Depuis lors, l’économie a subi un processus d’épuration visant à balayer de son champ d’analyse tout ce qui relève de la lutte des classes. L’idée selon laquelle la valeur est déterminée par la quantité de travail cède la place à la conception selon laquelle la valeur d’un bien dépend du degré de son utilité. Avec cela, la théorie de la valeur d’utilité remplace le travail comme seul facteur de production de richesse par une conception dans laquelle la valeur est désormais déterminée par la combinaison de trois facteurs distincts : le travail, la terre et le capital.
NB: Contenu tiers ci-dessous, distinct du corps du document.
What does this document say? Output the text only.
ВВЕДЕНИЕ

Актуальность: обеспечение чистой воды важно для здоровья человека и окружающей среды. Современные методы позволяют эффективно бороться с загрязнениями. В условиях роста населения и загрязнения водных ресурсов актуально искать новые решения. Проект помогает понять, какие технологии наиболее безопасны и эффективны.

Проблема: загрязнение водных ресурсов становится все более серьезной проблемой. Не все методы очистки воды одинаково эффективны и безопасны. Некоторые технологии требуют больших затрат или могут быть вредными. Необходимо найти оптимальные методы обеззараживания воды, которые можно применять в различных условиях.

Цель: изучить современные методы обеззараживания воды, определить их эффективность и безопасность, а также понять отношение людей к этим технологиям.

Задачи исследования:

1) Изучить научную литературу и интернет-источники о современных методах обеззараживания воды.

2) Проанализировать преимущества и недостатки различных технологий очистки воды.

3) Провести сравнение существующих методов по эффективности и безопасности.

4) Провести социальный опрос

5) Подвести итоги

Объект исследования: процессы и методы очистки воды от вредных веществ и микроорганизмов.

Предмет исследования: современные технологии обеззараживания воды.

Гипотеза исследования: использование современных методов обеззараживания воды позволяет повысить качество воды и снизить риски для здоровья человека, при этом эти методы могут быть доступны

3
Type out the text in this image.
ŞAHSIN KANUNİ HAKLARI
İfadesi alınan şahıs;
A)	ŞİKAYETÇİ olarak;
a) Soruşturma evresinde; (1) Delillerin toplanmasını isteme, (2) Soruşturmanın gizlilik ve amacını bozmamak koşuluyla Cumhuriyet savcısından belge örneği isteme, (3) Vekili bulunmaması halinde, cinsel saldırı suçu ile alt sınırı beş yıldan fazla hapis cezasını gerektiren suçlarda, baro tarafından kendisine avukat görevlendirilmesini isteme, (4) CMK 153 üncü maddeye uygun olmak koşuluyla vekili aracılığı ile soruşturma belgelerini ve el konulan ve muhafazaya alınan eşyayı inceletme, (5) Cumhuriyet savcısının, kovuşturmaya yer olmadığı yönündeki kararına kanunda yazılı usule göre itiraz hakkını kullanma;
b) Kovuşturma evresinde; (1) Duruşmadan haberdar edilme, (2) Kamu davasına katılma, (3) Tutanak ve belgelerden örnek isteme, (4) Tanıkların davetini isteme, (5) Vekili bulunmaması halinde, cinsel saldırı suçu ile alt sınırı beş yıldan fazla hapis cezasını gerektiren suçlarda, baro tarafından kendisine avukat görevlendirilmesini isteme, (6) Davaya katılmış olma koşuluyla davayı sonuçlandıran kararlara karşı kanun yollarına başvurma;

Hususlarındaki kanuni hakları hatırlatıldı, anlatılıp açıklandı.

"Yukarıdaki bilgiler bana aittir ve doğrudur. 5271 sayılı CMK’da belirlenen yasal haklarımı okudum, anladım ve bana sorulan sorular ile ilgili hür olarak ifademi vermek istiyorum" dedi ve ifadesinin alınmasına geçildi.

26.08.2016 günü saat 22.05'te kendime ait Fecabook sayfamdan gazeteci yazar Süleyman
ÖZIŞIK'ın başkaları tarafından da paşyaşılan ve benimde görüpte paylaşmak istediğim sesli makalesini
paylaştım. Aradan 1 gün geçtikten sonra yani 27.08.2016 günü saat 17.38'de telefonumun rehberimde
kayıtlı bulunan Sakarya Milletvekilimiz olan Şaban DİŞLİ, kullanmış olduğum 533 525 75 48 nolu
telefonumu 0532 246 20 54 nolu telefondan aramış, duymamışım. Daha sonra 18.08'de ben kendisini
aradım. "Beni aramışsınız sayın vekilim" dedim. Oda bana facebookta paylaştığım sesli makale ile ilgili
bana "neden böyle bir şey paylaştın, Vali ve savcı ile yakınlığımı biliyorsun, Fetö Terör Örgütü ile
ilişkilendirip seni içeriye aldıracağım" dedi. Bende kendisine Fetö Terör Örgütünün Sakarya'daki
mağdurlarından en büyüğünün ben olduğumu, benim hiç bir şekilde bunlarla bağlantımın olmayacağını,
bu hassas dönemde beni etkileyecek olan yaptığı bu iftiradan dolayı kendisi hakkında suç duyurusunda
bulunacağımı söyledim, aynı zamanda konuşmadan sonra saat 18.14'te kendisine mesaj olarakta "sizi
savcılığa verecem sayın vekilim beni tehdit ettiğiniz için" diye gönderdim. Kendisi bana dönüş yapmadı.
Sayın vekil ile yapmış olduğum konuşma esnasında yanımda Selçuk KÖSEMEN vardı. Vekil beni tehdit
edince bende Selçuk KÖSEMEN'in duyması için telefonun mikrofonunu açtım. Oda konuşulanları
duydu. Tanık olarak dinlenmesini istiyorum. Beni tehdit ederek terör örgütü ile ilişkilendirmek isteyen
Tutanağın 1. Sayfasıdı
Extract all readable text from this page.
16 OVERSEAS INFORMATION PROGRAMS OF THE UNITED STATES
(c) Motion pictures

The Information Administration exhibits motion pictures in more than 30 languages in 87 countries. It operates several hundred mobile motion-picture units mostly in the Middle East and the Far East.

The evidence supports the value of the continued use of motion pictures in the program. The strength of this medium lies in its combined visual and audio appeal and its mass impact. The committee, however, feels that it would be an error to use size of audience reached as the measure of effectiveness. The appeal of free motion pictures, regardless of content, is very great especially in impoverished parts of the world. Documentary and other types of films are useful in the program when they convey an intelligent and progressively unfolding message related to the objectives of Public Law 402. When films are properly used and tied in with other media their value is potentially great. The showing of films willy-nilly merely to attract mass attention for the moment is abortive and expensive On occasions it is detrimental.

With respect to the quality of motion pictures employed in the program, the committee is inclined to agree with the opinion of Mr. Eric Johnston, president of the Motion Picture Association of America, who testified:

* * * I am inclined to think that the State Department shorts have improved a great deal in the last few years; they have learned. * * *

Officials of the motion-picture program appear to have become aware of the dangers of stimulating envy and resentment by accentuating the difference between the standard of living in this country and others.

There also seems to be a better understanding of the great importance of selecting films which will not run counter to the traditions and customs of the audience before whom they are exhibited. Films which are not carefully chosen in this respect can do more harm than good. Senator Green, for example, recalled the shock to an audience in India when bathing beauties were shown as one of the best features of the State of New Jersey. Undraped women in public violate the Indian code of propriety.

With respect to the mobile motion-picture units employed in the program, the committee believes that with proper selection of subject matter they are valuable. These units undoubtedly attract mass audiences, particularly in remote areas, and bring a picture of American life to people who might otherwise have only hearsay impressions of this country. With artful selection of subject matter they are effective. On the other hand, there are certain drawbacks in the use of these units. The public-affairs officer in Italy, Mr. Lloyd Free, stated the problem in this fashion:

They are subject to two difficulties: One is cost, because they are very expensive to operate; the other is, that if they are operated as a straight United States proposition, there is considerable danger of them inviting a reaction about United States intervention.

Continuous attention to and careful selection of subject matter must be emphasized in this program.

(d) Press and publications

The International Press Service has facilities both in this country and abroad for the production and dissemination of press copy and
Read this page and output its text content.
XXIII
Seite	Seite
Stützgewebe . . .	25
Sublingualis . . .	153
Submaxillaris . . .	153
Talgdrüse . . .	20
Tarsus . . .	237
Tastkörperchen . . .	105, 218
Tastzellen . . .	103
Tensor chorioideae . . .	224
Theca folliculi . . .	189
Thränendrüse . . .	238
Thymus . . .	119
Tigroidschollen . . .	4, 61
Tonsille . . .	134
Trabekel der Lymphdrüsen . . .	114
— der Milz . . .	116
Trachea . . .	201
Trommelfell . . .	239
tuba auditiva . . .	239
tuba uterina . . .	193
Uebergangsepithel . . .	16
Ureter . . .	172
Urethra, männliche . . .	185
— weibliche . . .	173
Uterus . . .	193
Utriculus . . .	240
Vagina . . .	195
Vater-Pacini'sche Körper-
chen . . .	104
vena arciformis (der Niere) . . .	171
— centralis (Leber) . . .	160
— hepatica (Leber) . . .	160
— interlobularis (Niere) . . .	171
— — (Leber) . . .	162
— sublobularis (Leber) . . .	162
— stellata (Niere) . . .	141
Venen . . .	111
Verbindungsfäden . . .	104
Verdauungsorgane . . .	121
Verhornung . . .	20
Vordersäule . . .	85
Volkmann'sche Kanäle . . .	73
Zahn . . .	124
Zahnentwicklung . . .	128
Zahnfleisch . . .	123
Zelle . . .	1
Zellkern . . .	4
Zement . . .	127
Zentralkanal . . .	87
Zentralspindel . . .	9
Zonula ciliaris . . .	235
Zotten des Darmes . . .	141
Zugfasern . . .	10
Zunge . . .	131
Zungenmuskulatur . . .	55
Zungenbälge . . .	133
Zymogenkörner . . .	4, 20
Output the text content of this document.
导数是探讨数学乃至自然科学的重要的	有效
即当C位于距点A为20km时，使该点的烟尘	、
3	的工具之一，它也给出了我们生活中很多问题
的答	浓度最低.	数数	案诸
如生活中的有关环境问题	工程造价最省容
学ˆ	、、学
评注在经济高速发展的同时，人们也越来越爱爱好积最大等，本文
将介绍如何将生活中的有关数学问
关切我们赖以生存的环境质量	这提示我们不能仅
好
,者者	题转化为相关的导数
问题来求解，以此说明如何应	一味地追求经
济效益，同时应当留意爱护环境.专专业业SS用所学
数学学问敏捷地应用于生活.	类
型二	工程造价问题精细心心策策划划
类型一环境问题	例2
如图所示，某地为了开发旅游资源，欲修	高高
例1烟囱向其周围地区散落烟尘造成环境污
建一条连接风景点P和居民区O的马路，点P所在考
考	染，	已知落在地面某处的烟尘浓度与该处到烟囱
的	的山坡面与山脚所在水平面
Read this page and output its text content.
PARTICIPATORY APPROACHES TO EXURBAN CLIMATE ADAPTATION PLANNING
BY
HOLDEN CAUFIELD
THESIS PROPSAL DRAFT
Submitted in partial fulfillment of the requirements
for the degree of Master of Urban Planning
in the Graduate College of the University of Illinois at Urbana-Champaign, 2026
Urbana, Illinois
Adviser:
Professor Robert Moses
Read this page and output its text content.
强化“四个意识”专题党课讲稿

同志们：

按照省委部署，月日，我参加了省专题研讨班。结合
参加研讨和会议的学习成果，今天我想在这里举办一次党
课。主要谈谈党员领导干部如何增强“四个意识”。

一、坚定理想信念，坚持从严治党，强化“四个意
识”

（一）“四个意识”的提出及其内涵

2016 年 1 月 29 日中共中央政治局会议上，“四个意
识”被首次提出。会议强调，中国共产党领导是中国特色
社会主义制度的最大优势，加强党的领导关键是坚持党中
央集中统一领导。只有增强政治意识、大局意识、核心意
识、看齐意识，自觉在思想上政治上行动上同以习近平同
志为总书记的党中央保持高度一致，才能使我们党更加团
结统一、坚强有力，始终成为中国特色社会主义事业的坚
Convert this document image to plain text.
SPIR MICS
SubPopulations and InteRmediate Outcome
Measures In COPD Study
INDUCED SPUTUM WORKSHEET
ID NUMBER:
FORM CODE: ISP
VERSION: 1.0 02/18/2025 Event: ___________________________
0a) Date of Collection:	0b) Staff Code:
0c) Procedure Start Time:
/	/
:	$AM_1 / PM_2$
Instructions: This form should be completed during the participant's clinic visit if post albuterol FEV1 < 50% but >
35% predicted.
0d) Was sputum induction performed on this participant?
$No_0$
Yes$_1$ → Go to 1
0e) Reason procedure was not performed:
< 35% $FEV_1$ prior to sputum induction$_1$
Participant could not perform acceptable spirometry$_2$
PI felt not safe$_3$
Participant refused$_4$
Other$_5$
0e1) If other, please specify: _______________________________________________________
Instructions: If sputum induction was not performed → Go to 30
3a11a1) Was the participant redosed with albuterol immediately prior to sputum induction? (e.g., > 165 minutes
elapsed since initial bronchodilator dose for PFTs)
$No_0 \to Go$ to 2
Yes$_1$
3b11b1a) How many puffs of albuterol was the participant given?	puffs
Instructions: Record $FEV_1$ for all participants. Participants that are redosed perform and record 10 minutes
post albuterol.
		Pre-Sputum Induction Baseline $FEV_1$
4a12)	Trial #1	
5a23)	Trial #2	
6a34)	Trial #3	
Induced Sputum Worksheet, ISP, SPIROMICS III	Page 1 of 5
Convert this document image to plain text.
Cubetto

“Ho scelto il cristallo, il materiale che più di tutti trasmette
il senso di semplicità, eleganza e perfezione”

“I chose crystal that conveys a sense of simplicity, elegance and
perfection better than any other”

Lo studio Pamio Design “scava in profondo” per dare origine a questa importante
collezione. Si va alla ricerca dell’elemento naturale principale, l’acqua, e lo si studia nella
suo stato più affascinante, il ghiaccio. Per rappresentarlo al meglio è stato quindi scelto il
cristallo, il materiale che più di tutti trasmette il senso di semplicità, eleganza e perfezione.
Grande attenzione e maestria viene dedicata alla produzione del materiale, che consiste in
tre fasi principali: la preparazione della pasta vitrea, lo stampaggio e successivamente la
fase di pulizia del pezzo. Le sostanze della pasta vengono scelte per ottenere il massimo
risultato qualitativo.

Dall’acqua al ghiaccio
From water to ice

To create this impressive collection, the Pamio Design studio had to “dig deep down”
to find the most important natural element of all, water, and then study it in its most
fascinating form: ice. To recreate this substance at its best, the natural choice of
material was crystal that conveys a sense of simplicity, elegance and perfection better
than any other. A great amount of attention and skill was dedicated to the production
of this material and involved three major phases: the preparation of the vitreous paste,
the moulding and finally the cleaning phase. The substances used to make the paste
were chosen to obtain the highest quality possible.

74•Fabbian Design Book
C'est l'exil des classes sociales du monde de l'économie, qui sera désormais habité par des individus qui agissent selon leurs choix, lesquels sont faits sous l'impératif de deux maîtres souverains : le plaisir et la douleur, comme dirait Jeremy Benthan. Désormais, c’est l’individu, et non plus les classes sociales, qui est considéré comme l’unité de base de l’analyse économique. Il faut cependant se rappeler qu'une telle unité ne prend pas l'individu en chair et en os comme méthode d'analyse, mais plutôt comme un être supposé. homo œconomicus, comme une représentation des deux institutions fondamentales de la microéconomie : le consommateur et le producteur.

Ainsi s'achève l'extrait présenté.